• 13 hours ago
The platform to help victims who believe they have been drugged then assaulted was created two months amid the trauma of a mass trial that shook France and the rest of the world.
Transcript
00:00Have you contacted us in case of a suspicion of chemical submission?
00:05Yes? Are you available? Can we talk together?
00:08It's one of the numerous ripple effects following the Mazan mass rape trial that shocked the world.
00:14Since the verdict last week, calls have been multiplying at the center located in a Paris hospital
00:20where specialists help victims who, just like Giselle Pellicot, have been drugged and then assaulted.
00:26In the context you describe, there are signs that can alert you.
00:30You have to be extremely vigilant.
00:38We have no right to touch you.
00:40That's how it is.
00:42There is no violation permit or assault permit. It doesn't exist.
00:46Victims then can have their hair analyzed for traces of drugs.
01:03Another striking consequence of the Pellicot trial,
01:07an unprecedented wave of calls from professionals to doctors to judges to NGOs.
01:15In the context of the Mazan rape trial,
01:18there is the over-mobilization of health professionals
01:21who are shocked by the fact that this victim was in a state of error for such a long time
01:27with symptoms she described, which she complained about,
01:30but which had not been identified as potentially being an administration of harmful substances.
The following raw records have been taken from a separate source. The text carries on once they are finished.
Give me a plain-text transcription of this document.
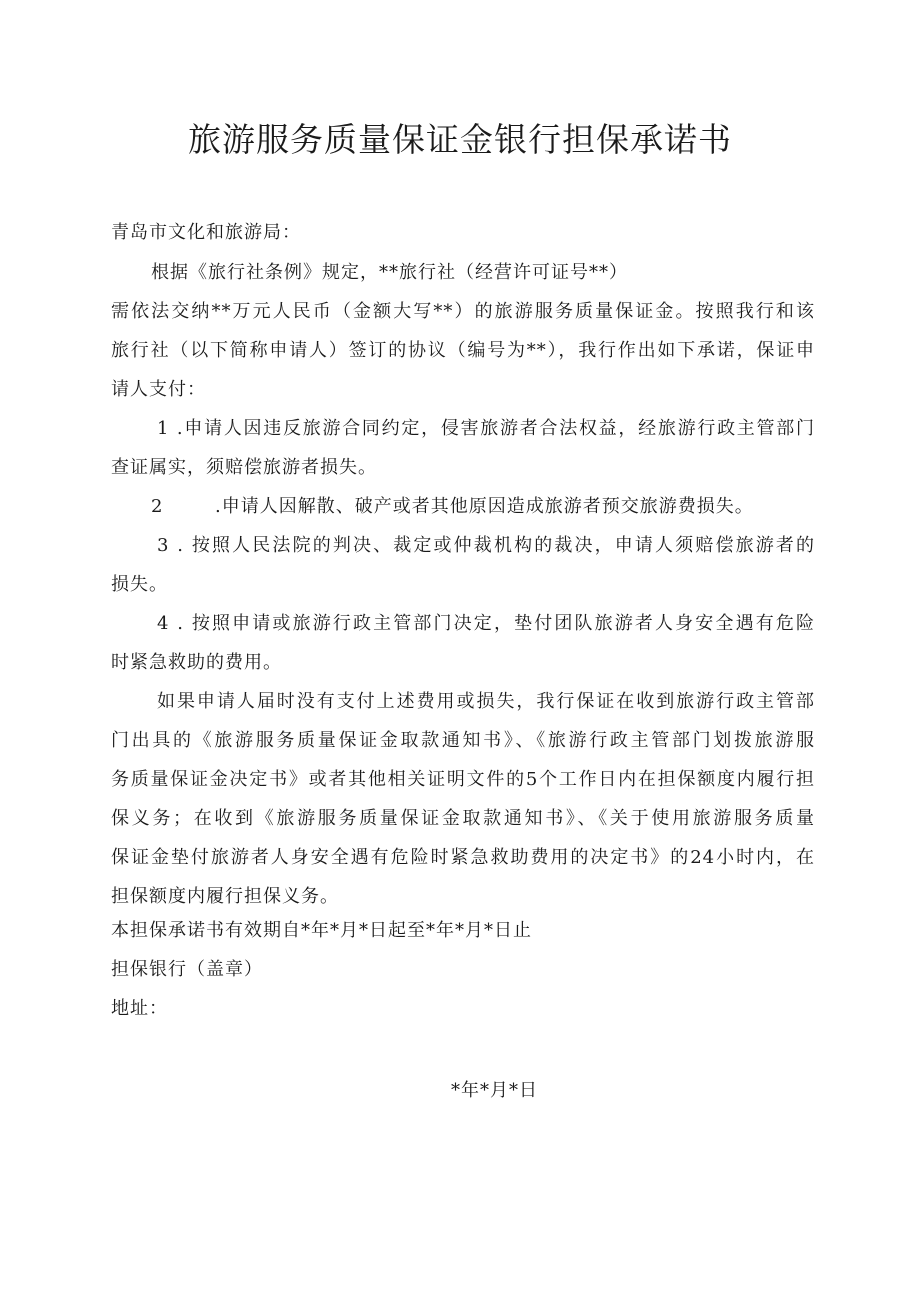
旅游服务质量保证金银行担保承诺书
青岛市文化和旅游局：
根据《旅行社条例》规定，**旅行社（经营许可证号**）
需依法交纳**万元人民币（金额大写**）的旅游服务质量保证金。按照我行和该
旅行社（以下简称申请人）签订的协议（编号为**），我行作出如下承诺，保证申
请人支付：
1 .申请人因违反旅游合同约定，侵害旅游者合法权益，经旅游行政主管部门
查证属实，须赔偿旅游者损失。
2	.申请人因解散、破产或者其他原因造成旅游者预交旅游费损失。
3 . 按照人民法院的判决、裁定或仲裁机构的裁决，申请人须赔偿旅游者的
损失。
4 . 按照申请或旅游行政主管部门决定，垫付团队旅游者人身安全遇有危险
时紧急救助的费用。
如果申请人届时没有支付上述费用或损失，我行保证在收到旅游行政主管部
门出具的《旅游服务质量保证金取款通知书》、《旅游行政主管部门划拨旅游服
务质量保证金决定书》或者其他相关证明文件的5个工作日内在担保额度内履行担
保义务；在收到《旅游服务质量保证金取款通知书》、《关于使用旅游服务质量
保证金垫付旅游者人身安全遇有危险时紧急救助费用的决定书》的24小时内，在
担保额度内履行担保义务。
本担保承诺书有效期自*年*月*日起至*年*月*日止
担保银行（盖章）
地址：
*年*月*日
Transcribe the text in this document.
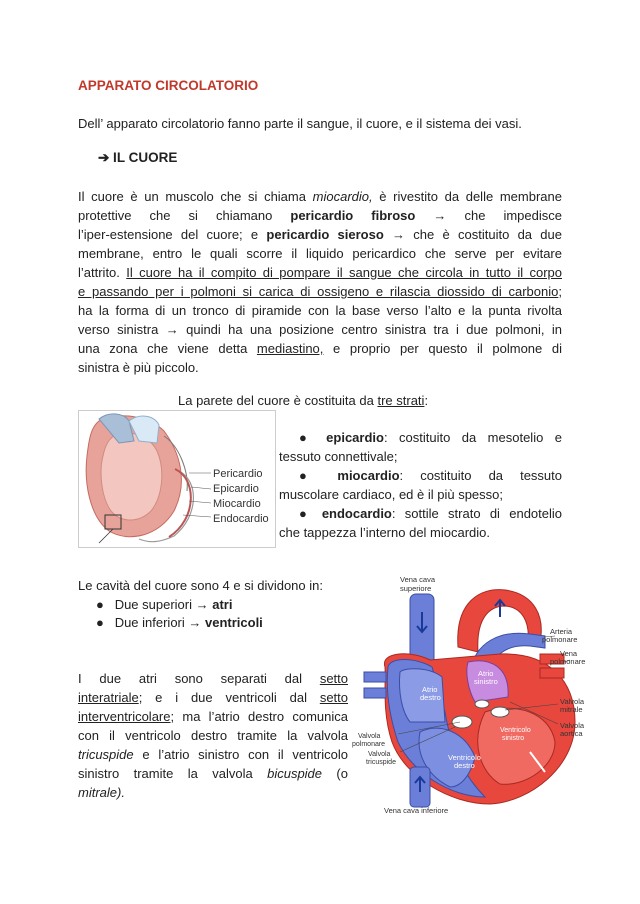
APPARATO CIRCOLATORIO
Dell’ apparato circolatorio fanno parte il sangue, il cuore, e il sistema dei vasi.
➔ IL CUORE
Il cuore è un muscolo che si chiama miocardio, è rivestito da delle membrane
protettive che si chiamano pericardio fibroso → che impedisce
l’iper-estensione del cuore; e pericardio sieroso → che è costituito da due
membrane, entro le quali scorre il liquido pericardico che serve per evitare
l’attrito. Il cuore ha il compito di pompare il sangue che circola in tutto il corpo
e passando per i polmoni si carica di ossigeno e rilascia diossido di carbonio;
ha la forma di un tronco di piramide con la base verso l’alto e la punta rivolta
verso sinistra → quindi ha una posizione centro sinistra tra i due polmoni, in
una zona che viene detta mediastino, e proprio per questo il polmone di
sinistra è più piccolo.
La parete del cuore è costituita da tre strati:
Pericardio
Epicardio
Miocardio
Endocardio
● epicardio: costituito da mesotelio e
tessuto connettivale;
● miocardio: costituito da tessuto
muscolare cardiaco, ed è il più spesso;
● endocardio: sottile strato di endotelio
che tappezza l’interno del miocardio.
Le cavità del cuore sono 4 e si dividono in:
●   Due superiori → atri
●   Due inferiori → ventricoli
I due atri sono separati dal setto
interatriale; e i due ventricoli dal setto
interventricolare; ma l’atrio destro comunica
con il ventricolo destro tramite la valvola
tricuspide e l’atrio sinistro con il ventricolo
sinistro tramite la valvola bicuspide (o
mitrale).
Vena cava
superiore
Aorta
Arteria
polmonare
Vena
polmonare
Atrio
sinistro
Atrio
destro	Valvola
mitrale
Valvola
aortica
Ventricolo
sinistro
Ventricolo
destro
Valvola
polmonare
Valvola
tricuspide
Vena cava inferiore
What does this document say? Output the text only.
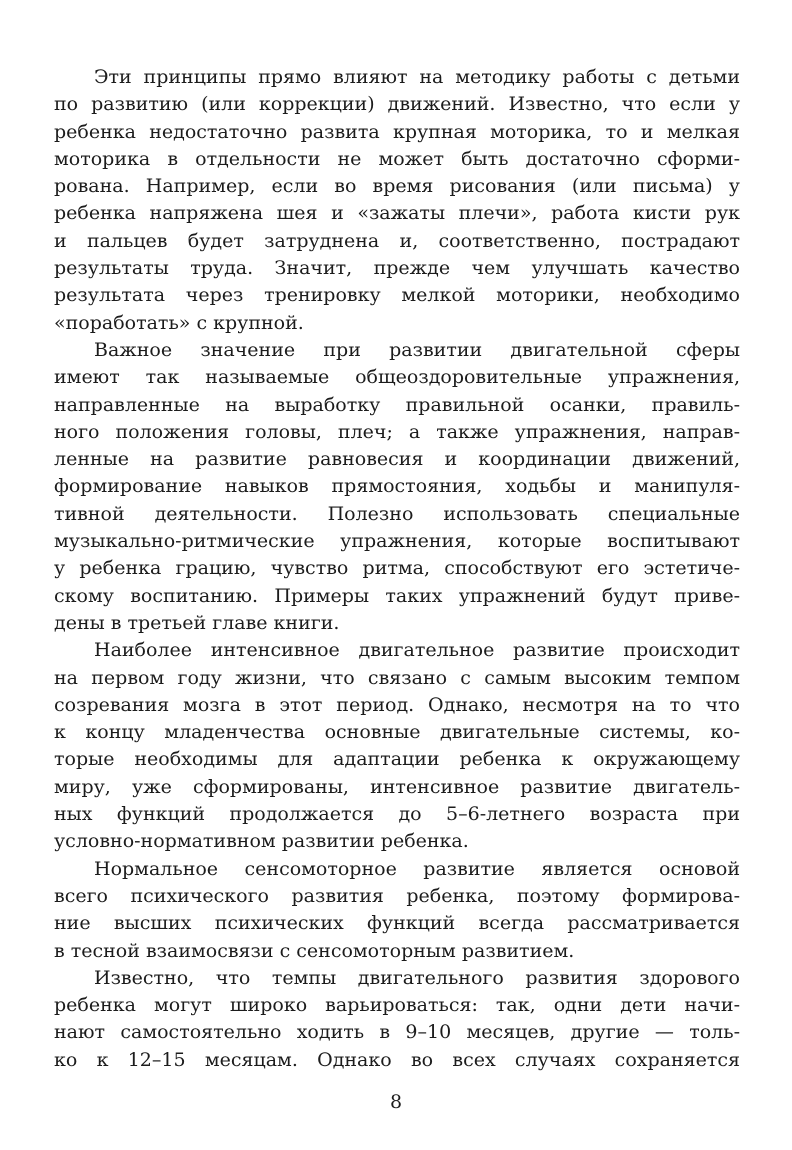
Эти принципы прямо влияют на методику работы с детьми
по развитию (или коррекции) движений. Известно, что если у
ребенка недостаточно развита крупная моторика, то и мелкая
моторика в отдельности не может быть достаточно сформи-
рована. Например, если во время рисования (или письма) у
ребенка напряжена шея и «зажаты плечи», работа кисти рук
и пальцев будет затруднена и, соответственно, пострадают
результаты труда. Значит, прежде чем улучшать качество
результата через тренировку мелкой моторики, необходимо
«поработать» с крупной.
Важное значение при развитии двигательной сферы
имеют так называемые общеоздоровительные упражнения,
направленные на выработку правильной осанки, правиль-
ного положения головы, плеч; а также упражнения, направ-
ленные на развитие равновесия и координации движений,
формирование навыков прямостояния, ходьбы и манипуля-
тивной деятельности. Полезно использовать специальные
музыкально-ритмические упражнения, которые воспитывают
у ребенка грацию, чувство ритма, способствуют его эстетиче-
скому воспитанию. Примеры таких упражнений будут приве-
дены в третьей главе книги.
Наиболее интенсивное двигательное развитие происходит
на первом году жизни, что связано с самым высоким темпом
созревания мозга в этот период. Однако, несмотря на то что
к концу младенчества основные двигательные системы, ко-
торые необходимы для адаптации ребенка к окружающему
миру, уже сформированы, интенсивное развитие двигатель-
ных функций продолжается до 5–6-летнего возраста при
условно-нормативном развитии ребенка.
Нормальное сенсомоторное развитие является основой
всего психического развития ребенка, поэтому формирова-
ние высших психических функций всегда рассматривается
в тесной взаимосвязи с сенсомоторным развитием.
Известно, что темпы двигательного развития здорового
ребенка могут широко варьироваться: так, одни дети начи-
нают самостоятельно ходить в 9–10 месяцев, другие — толь-
ко к 12–15 месяцам. Однако во всех случаях сохраняется
8
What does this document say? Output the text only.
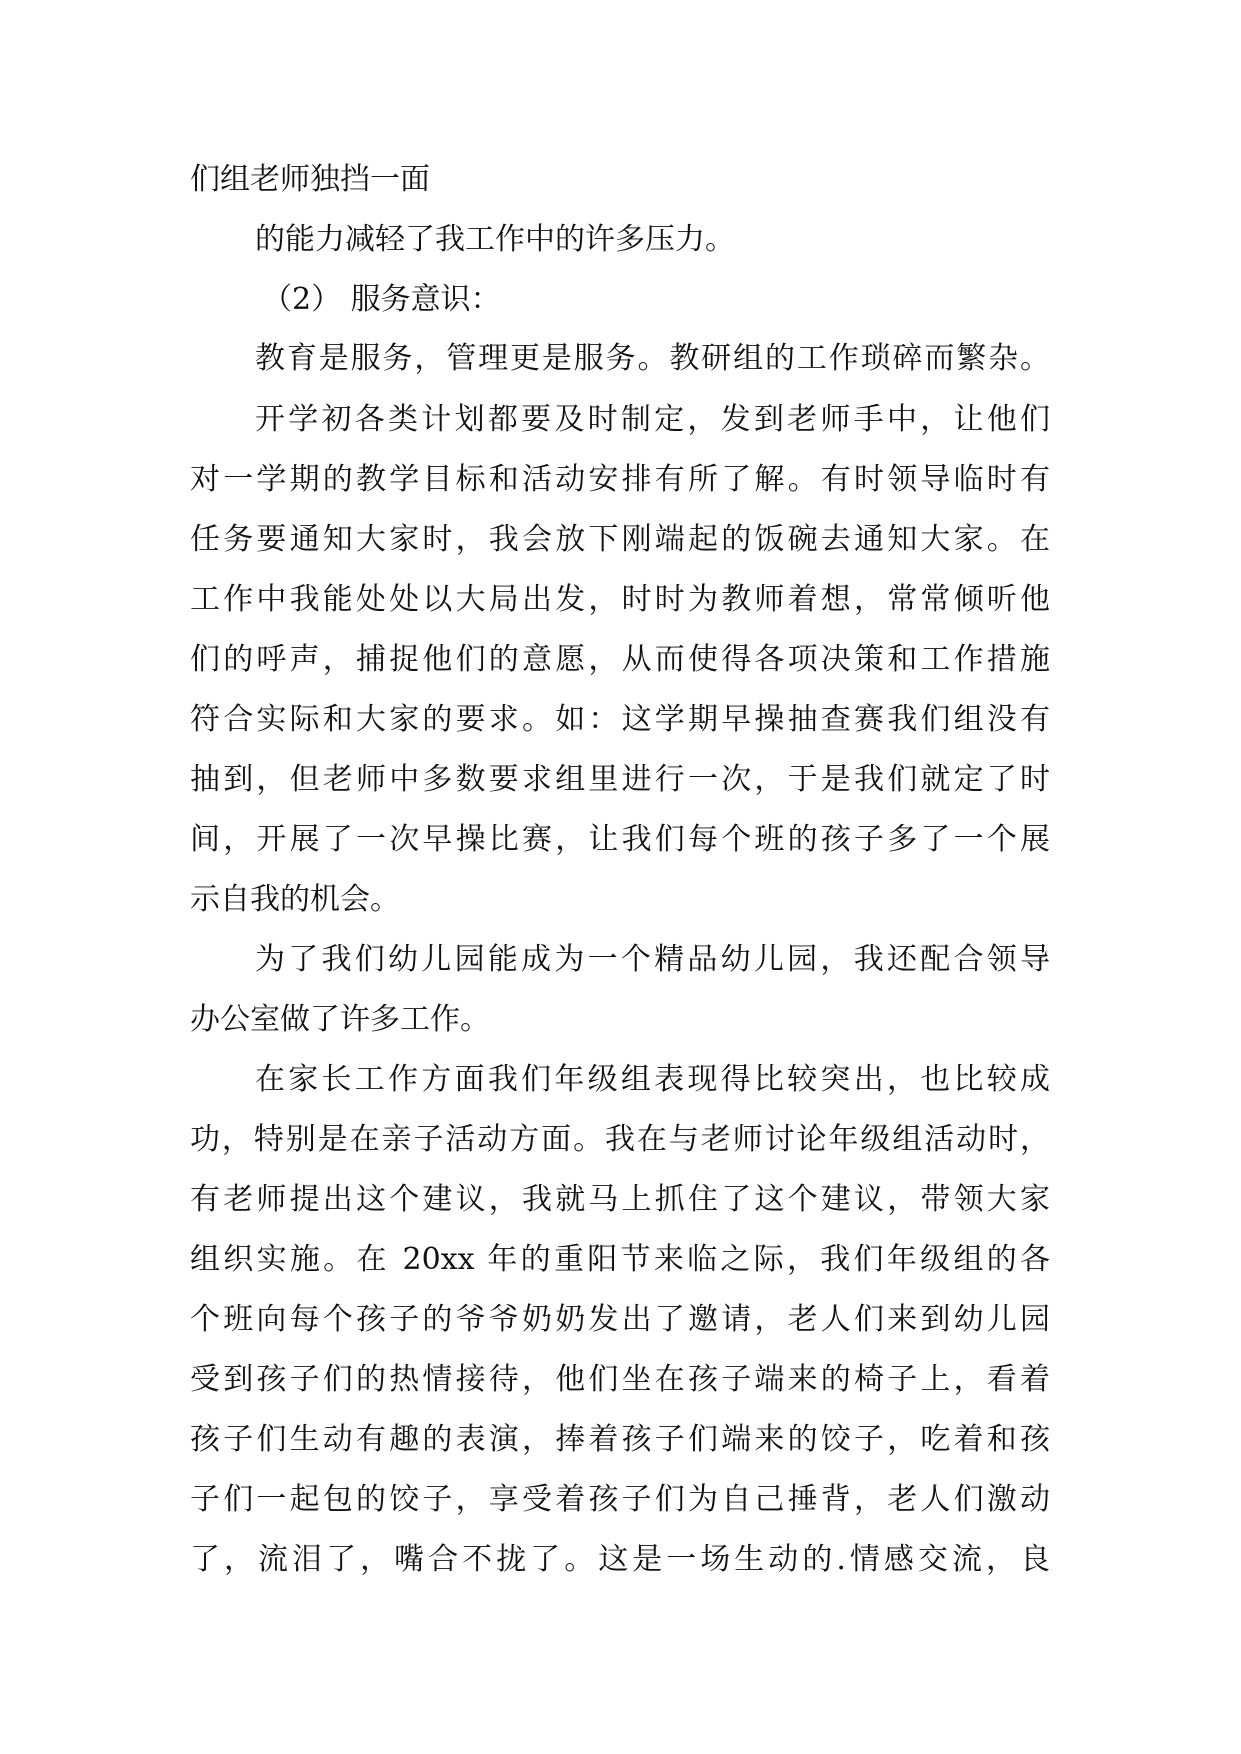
们组老师独挡一面
的能力减轻了我工作中的许多压力。
（2） 服务意识：
教育是服务，管理更是服务。教研组的工作琐碎而繁杂。
开学初各类计划都要及时制定，发到老师手中，让他们
对一学期的教学目标和活动安排有所了解。有时领导临时有
任务要通知大家时，我会放下刚端起的饭碗去通知大家。在
工作中我能处处以大局出发，时时为教师着想，常常倾听他
们的呼声，捕捉他们的意愿，从而使得各项决策和工作措施
符合实际和大家的要求。如：这学期早操抽查赛我们组没有
抽到，但老师中多数要求组里进行一次，于是我们就定了时
间，开展了一次早操比赛，让我们每个班的孩子多了一个展
示自我的机会。
为了我们幼儿园能成为一个精品幼儿园，我还配合领导
办公室做了许多工作。
在家长工作方面我们年级组表现得比较突出，也比较成
功，特别是在亲子活动方面。我在与老师讨论年级组活动时，
有老师提出这个建议，我就马上抓住了这个建议，带领大家
组织实施。在 20xx 年的重阳节来临之际，我们年级组的各
个班向每个孩子的爷爷奶奶发出了邀请，老人们来到幼儿园
受到孩子们的热情接待，他们坐在孩子端来的椅子上，看着
孩子们生动有趣的表演，捧着孩子们端来的饺子，吃着和孩
子们一起包的饺子，享受着孩子们为自己捶背，老人们激动
了，流泪了，嘴合不拢了。这是一场生动的.情感交流，良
01:35The intellectual honesty of the professionals was to recognize that they themselves would have missed it
01:41and that if there is nothing more worrisome for a professional,
01:45it is a phobic reaction they had to miss a similar case.
01:49And so that's why we are particularly asked for training to improve their skills.
01:56The French government promised it would launch reforms to help people
02:00who fear they've been drugged and then raped, including state-funded test kits.